Norman Rockwell’s America was not all white. As early as 1936, Rockwell was portraying people of color with empathy and a dignity often denied them at the time. And he created these portraits from live models.
Hidden in Plain Sight: The Other People in Norman Rockwell’s America unfolds, for the first time, the stories of the Asian, African, and Native Americans who modeled for Norman Rockwell. These people of color, though often hidden in plain sight, are present throughout Rockwell’s more than 4000 illustrations. People like the John Lane family, Navajos poignantly depicted in the virtually unknown Norman Rockwell painting, “Glen Canyon Dam.” People like Isaac Crawford, a ten-year old African-American Boy Scout who helped Norman Rockwell finally integrate the Boy Scout calendar.
In this engrossing and often humorous narrative, Jane Allen Petrick explores what motivated Norman Rockwell to slip people of color “into the picture” in the first place.

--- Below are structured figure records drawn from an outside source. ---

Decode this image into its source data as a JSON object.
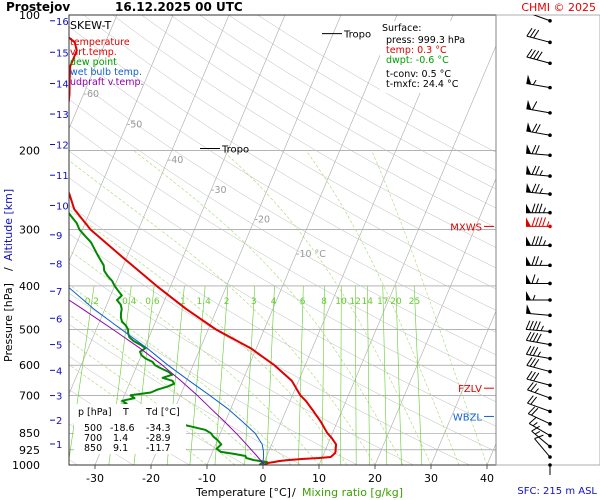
{
  "header": {
    "station": "Prostejov",
    "datetime": "16.12.2025 00 UTC",
    "credit": "CHMI © 2025"
  },
  "legend": {
    "title": "SKEW-T",
    "items": [
      {
        "label": "temperature",
        "color": "#e00000"
      },
      {
        "label": "virt.temp.",
        "color": "#e00000"
      },
      {
        "label": "dew point",
        "color": "#00a000"
      },
      {
        "label": "wet bulb temp.",
        "color": "#1060d0"
      },
      {
        "label": "udpraft v.temp.",
        "color": "#9000b0"
      }
    ]
  },
  "surface": {
    "title": "Surface:",
    "press": "press: 999.3 hPa",
    "temp": "temp: 0.3 °C",
    "dwpt": "dwpt: -0.6 °C",
    "tconv": "t-conv: 0.5 °C",
    "tmxfc": "t-mxfc: 24.4 °C"
  },
  "table": {
    "headers": [
      "p [hPa]",
      "T",
      "Td [°C]"
    ],
    "rows": [
      [
        "500",
        "-18.6",
        "-34.3"
      ],
      [
        "700",
        "1.4",
        "-28.9"
      ],
      [
        "850",
        "9.1",
        "-11.7"
      ]
    ]
  },
  "levels": {
    "tropo": "Tropo",
    "mxws": "MXWS",
    "fzlv": "FZLV",
    "wbzl": "WBZL",
    "sfc": "SFC: 215 m ASL"
  },
  "axes": {
    "xlabel_temp": "Temperature [°C]",
    "xlabel_sep": "/",
    "xlabel_mix": "Mixing ratio [g/kg]",
    "ylabel_p": "Pressure [hPa]",
    "ylabel_sep": "/",
    "ylabel_alt": "Altitude [km]"
  },
  "colors": {
    "temp": "#e00000",
    "dew": "#008800",
    "wetbulb": "#1060d0",
    "parcel": "#9000b0",
    "mixing": "#66cc33",
    "altitude": "#1010c0",
    "grid": "#999999"
  },
  "chart_data": {
    "type": "line",
    "title": "Prostejov 16.12.2025 00 UTC",
    "xlabel": "Temperature [°C] / Mixing ratio [g/kg]",
    "ylabel": "Pressure [hPa] / Altitude [km]",
    "xlim": [
      -37,
      44
    ],
    "ylim": [
      1000,
      100
    ],
    "y_scale": "log",
    "x_ticks": [
      -30,
      -20,
      -10,
      0,
      10,
      20,
      30,
      40
    ],
    "p_ticks": [
      100,
      200,
      300,
      400,
      500,
      600,
      700,
      850,
      925,
      1000
    ],
    "alt_ticks_km": [
      {
        "km": 1,
        "p": 898
      },
      {
        "km": 2,
        "p": 795
      },
      {
        "km": 3,
        "p": 701
      },
      {
        "km": 4,
        "p": 616
      },
      {
        "km": 5,
        "p": 540
      },
      {
        "km": 6,
        "p": 472
      },
      {
        "km": 7,
        "p": 411
      },
      {
        "km": 8,
        "p": 357
      },
      {
        "km": 9,
        "p": 308
      },
      {
        "km": 10,
        "p": 265
      },
      {
        "km": 11,
        "p": 227
      },
      {
        "km": 12,
        "p": 194
      },
      {
        "km": 13,
        "p": 166
      },
      {
        "km": 14,
        "p": 142
      },
      {
        "km": 15,
        "p": 121
      },
      {
        "km": 16,
        "p": 103
      }
    ],
    "isotherm_labels": [
      {
        "t": -80,
        "p": 110,
        "label": "-80 °C"
      },
      {
        "t": -70,
        "p": 130,
        "label": "-70"
      },
      {
        "t": -60,
        "p": 150,
        "label": "-60"
      },
      {
        "t": -50,
        "p": 175,
        "label": "-50"
      },
      {
        "t": -40,
        "p": 210,
        "label": "-40"
      },
      {
        "t": -30,
        "p": 245,
        "label": "-30"
      },
      {
        "t": -20,
        "p": 285,
        "label": "-20"
      },
      {
        "t": -10,
        "p": 340,
        "label": "-10 °C"
      }
    ],
    "mixing_ratios": [
      {
        "w": 0.2,
        "label": "0.2"
      },
      {
        "w": 0.4,
        "label": "0.4"
      },
      {
        "w": 0.6,
        "label": "0.6"
      },
      {
        "w": 1,
        "label": "1"
      },
      {
        "w": 1.4,
        "label": "1.4"
      },
      {
        "w": 2,
        "label": "2"
      },
      {
        "w": 3,
        "label": "3"
      },
      {
        "w": 4,
        "label": "4"
      },
      {
        "w": 6,
        "label": "6"
      },
      {
        "w": 8,
        "label": "8"
      },
      {
        "w": 10,
        "label": "10"
      },
      {
        "w": 12,
        "label": "12"
      },
      {
        "w": 14,
        "label": "14"
      },
      {
        "w": 17,
        "label": "17"
      },
      {
        "w": 20,
        "label": "20"
      },
      {
        "w": 25,
        "label": "25"
      }
    ],
    "level_markers": {
      "tropo": [
        110,
        198
      ],
      "mxws": 295,
      "fzlv": 675,
      "wbzl": 780
    },
    "series": [
      {
        "name": "temperature",
        "points": [
          [
            1000,
            0.3
          ],
          [
            990,
            0.7
          ],
          [
            985,
            1.8
          ],
          [
            980,
            2.5
          ],
          [
            975,
            4.0
          ],
          [
            970,
            6.5
          ],
          [
            965,
            9.5
          ],
          [
            960,
            11.5
          ],
          [
            940,
            12.0
          ],
          [
            900,
            11.5
          ],
          [
            870,
            10.2
          ],
          [
            850,
            9.1
          ],
          [
            800,
            7.0
          ],
          [
            760,
            5.0
          ],
          [
            720,
            2.8
          ],
          [
            700,
            1.4
          ],
          [
            650,
            -1.2
          ],
          [
            600,
            -5.5
          ],
          [
            550,
            -11.0
          ],
          [
            500,
            -18.6
          ],
          [
            450,
            -25.5
          ],
          [
            400,
            -32.5
          ],
          [
            350,
            -40.0
          ],
          [
            300,
            -48.5
          ],
          [
            270,
            -53.0
          ],
          [
            250,
            -55.0
          ],
          [
            230,
            -57.5
          ],
          [
            215,
            -58.8
          ],
          [
            200,
            -59.5
          ],
          [
            190,
            -60.2
          ],
          [
            180,
            -60.8
          ],
          [
            170,
            -61.2
          ],
          [
            160,
            -61.8
          ],
          [
            150,
            -62.5
          ],
          [
            140,
            -63.5
          ],
          [
            130,
            -64.5
          ],
          [
            120,
            -64.5
          ],
          [
            115,
            -65.5
          ],
          [
            112,
            -67.0
          ],
          [
            110,
            -68.0
          ],
          [
            105,
            -68.5
          ],
          [
            100,
            -68.8
          ]
        ]
      },
      {
        "name": "dew point",
        "points": [
          [
            1000,
            -0.6
          ],
          [
            990,
            -0.4
          ],
          [
            985,
            0.5
          ],
          [
            975,
            -2.0
          ],
          [
            965,
            -3.5
          ],
          [
            955,
            -3.8
          ],
          [
            945,
            -6.0
          ],
          [
            935,
            -8.5
          ],
          [
            920,
            -9.5
          ],
          [
            900,
            -9.0
          ],
          [
            880,
            -10.0
          ],
          [
            865,
            -11.0
          ],
          [
            850,
            -11.7
          ],
          [
            835,
            -13.0
          ],
          [
            820,
            -16.0
          ],
          [
            800,
            -20.0
          ],
          [
            790,
            -22.5
          ],
          [
            780,
            -22.0
          ],
          [
            770,
            -25.0
          ],
          [
            760,
            -27.5
          ],
          [
            750,
            -29.0
          ],
          [
            740,
            -30.5
          ],
          [
            730,
            -29.0
          ],
          [
            720,
            -30.0
          ],
          [
            710,
            -28.0
          ],
          [
            700,
            -28.9
          ],
          [
            690,
            -25.5
          ],
          [
            680,
            -24.5
          ],
          [
            670,
            -23.0
          ],
          [
            660,
            -22.0
          ],
          [
            650,
            -22.5
          ],
          [
            640,
            -24.5
          ],
          [
            630,
            -23.0
          ],
          [
            620,
            -24.0
          ],
          [
            610,
            -25.5
          ],
          [
            600,
            -26.8
          ],
          [
            590,
            -27.5
          ],
          [
            580,
            -29.0
          ],
          [
            570,
            -30.0
          ],
          [
            560,
            -30.5
          ],
          [
            550,
            -29.8
          ],
          [
            540,
            -31.0
          ],
          [
            530,
            -32.5
          ],
          [
            520,
            -33.5
          ],
          [
            510,
            -34.0
          ],
          [
            500,
            -34.3
          ],
          [
            490,
            -35.0
          ],
          [
            480,
            -36.0
          ],
          [
            470,
            -36.5
          ],
          [
            460,
            -36.8
          ],
          [
            450,
            -37.0
          ],
          [
            440,
            -37.5
          ],
          [
            430,
            -38.5
          ],
          [
            420,
            -38.0
          ],
          [
            410,
            -39.0
          ],
          [
            400,
            -40.0
          ],
          [
            390,
            -40.8
          ],
          [
            380,
            -42.0
          ],
          [
            370,
            -43.0
          ],
          [
            360,
            -43.5
          ],
          [
            350,
            -44.5
          ],
          [
            340,
            -45.5
          ],
          [
            330,
            -46.5
          ],
          [
            320,
            -47.5
          ],
          [
            310,
            -49.0
          ],
          [
            300,
            -50.5
          ],
          [
            290,
            -51.5
          ],
          [
            280,
            -53.0
          ],
          [
            270,
            -54.5
          ],
          [
            260,
            -56.0
          ],
          [
            250,
            -58.0
          ],
          [
            240,
            -61.0
          ],
          [
            230,
            -63.5
          ],
          [
            220,
            -67.5
          ],
          [
            210,
            -72.0
          ],
          [
            200,
            -75.5
          ],
          [
            190,
            -78.0
          ],
          [
            180,
            -80.0
          ],
          [
            170,
            -82.0
          ],
          [
            160,
            -84.0
          ],
          [
            150,
            -85.5
          ],
          [
            140,
            -87.0
          ],
          [
            130,
            -88.5
          ],
          [
            120,
            -89.0
          ],
          [
            110,
            -89.5
          ],
          [
            100,
            -90.0
          ]
        ]
      },
      {
        "name": "wet bulb temp.",
        "points": [
          [
            1000,
            -0.1
          ],
          [
            960,
            -0.5
          ],
          [
            930,
            -1.0
          ],
          [
            900,
            -1.7
          ],
          [
            850,
            -3.8
          ],
          [
            800,
            -7.0
          ],
          [
            750,
            -10.5
          ],
          [
            700,
            -14.8
          ],
          [
            650,
            -19.5
          ],
          [
            600,
            -24.5
          ],
          [
            550,
            -29.5
          ],
          [
            500,
            -35.5
          ],
          [
            450,
            -42.0
          ],
          [
            400,
            -48.5
          ],
          [
            375,
            -51.5
          ],
          [
            350,
            -56.0
          ]
        ]
      },
      {
        "name": "udpraft v.temp.",
        "points": [
          [
            1000,
            0.3
          ],
          [
            950,
            -2.0
          ],
          [
            900,
            -4.5
          ],
          [
            850,
            -7.2
          ],
          [
            800,
            -10.2
          ],
          [
            750,
            -13.5
          ],
          [
            700,
            -17.0
          ],
          [
            650,
            -21.0
          ],
          [
            600,
            -25.5
          ],
          [
            550,
            -30.8
          ],
          [
            500,
            -37.0
          ],
          [
            450,
            -44.0
          ],
          [
            400,
            -52.0
          ],
          [
            350,
            -60.5
          ],
          [
            300,
            -70.0
          ],
          [
            250,
            -80.0
          ],
          [
            200,
            -90.0
          ],
          [
            160,
            -99.0
          ]
        ]
      }
    ],
    "wind_barbs": [
      {
        "p": 103,
        "dir": 290,
        "kt": 25
      },
      {
        "p": 115,
        "dir": 285,
        "kt": 30
      },
      {
        "p": 128,
        "dir": 285,
        "kt": 40
      },
      {
        "p": 145,
        "dir": 280,
        "kt": 55
      },
      {
        "p": 165,
        "dir": 280,
        "kt": 60
      },
      {
        "p": 185,
        "dir": 280,
        "kt": 70
      },
      {
        "p": 205,
        "dir": 275,
        "kt": 70
      },
      {
        "p": 228,
        "dir": 275,
        "kt": 75
      },
      {
        "p": 250,
        "dir": 275,
        "kt": 75
      },
      {
        "p": 275,
        "dir": 270,
        "kt": 85
      },
      {
        "p": 295,
        "dir": 270,
        "kt": 95
      },
      {
        "p": 325,
        "dir": 270,
        "kt": 85
      },
      {
        "p": 360,
        "dir": 270,
        "kt": 75
      },
      {
        "p": 395,
        "dir": 270,
        "kt": 65
      },
      {
        "p": 430,
        "dir": 270,
        "kt": 55
      },
      {
        "p": 465,
        "dir": 275,
        "kt": 50
      },
      {
        "p": 505,
        "dir": 275,
        "kt": 45
      },
      {
        "p": 540,
        "dir": 280,
        "kt": 40
      },
      {
        "p": 580,
        "dir": 280,
        "kt": 35
      },
      {
        "p": 620,
        "dir": 285,
        "kt": 30
      },
      {
        "p": 665,
        "dir": 285,
        "kt": 30
      },
      {
        "p": 710,
        "dir": 290,
        "kt": 25
      },
      {
        "p": 760,
        "dir": 290,
        "kt": 20
      },
      {
        "p": 810,
        "dir": 295,
        "kt": 20
      },
      {
        "p": 860,
        "dir": 300,
        "kt": 15
      },
      {
        "p": 910,
        "dir": 310,
        "kt": 15
      },
      {
        "p": 960,
        "dir": 320,
        "kt": 10
      },
      {
        "p": 1000,
        "dir": 180,
        "kt": 5
      }
    ]
  }
}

And in so doing, she persuasively documents the famous illustrator’s deep commitment to and pointed portrayals of ethnic tolerance, portrayals that up to now have been, as Norman Rockwell biographer Laura Claridge so clearly put it, “bizarrely neglected”.
Hidden in Plain Sight: The Other People in Norman Rockwell’s America is an eye opener for everyone who loves Norman Rockwell, everyone who hates Norman Rockwell and for all those people in between who never thought much about Norman Rockwell because they believed Norman Rockwell never thought much about them. This book will expand the way you think about Norman Rockwell. And it will deepen the way you think about Norman Rockwell’s America.
Whether you love the work of Norman Rockwell, hate it or just haven’t given it that much thought, after all it pervades most of American life in one way or another, this book is well worth your time to read to gain a new perspective on his work, or allow you to look at it with fresh eyes.
In this short 125 page book, the Author illustrates how the Artist used his talents to give a voice to his feelings about the happenings of the time. Through thoroughly engaging and captivating stories the Author lets the reader into the mind of Mr. Rockwell and experience his feelings about those in society who are ‘hidden in plain sight’. This book features a section of those people, those of colour, who he used as models for his work which in turn served to give his illustrations a depth and also a social awareness that many have failed to notice. In compiling this book the Author provides the reader with a greater understanding of America, as seen through the brush strokes of an artist who snubbed his nose at convention and included people in his artwork that were largely overlooked by society as a whole. My only issue about this book was that there were not more illustrations to support the stories contained within its pages; I suspect this may be more due to copyright issues than intentional omission
I highly recommend it for readers of any age that are interested in the arts or art history and lovers of Norman Rockwell’s work. Reading this certainly gave me a new appreciation for the work of Norman Rockwell.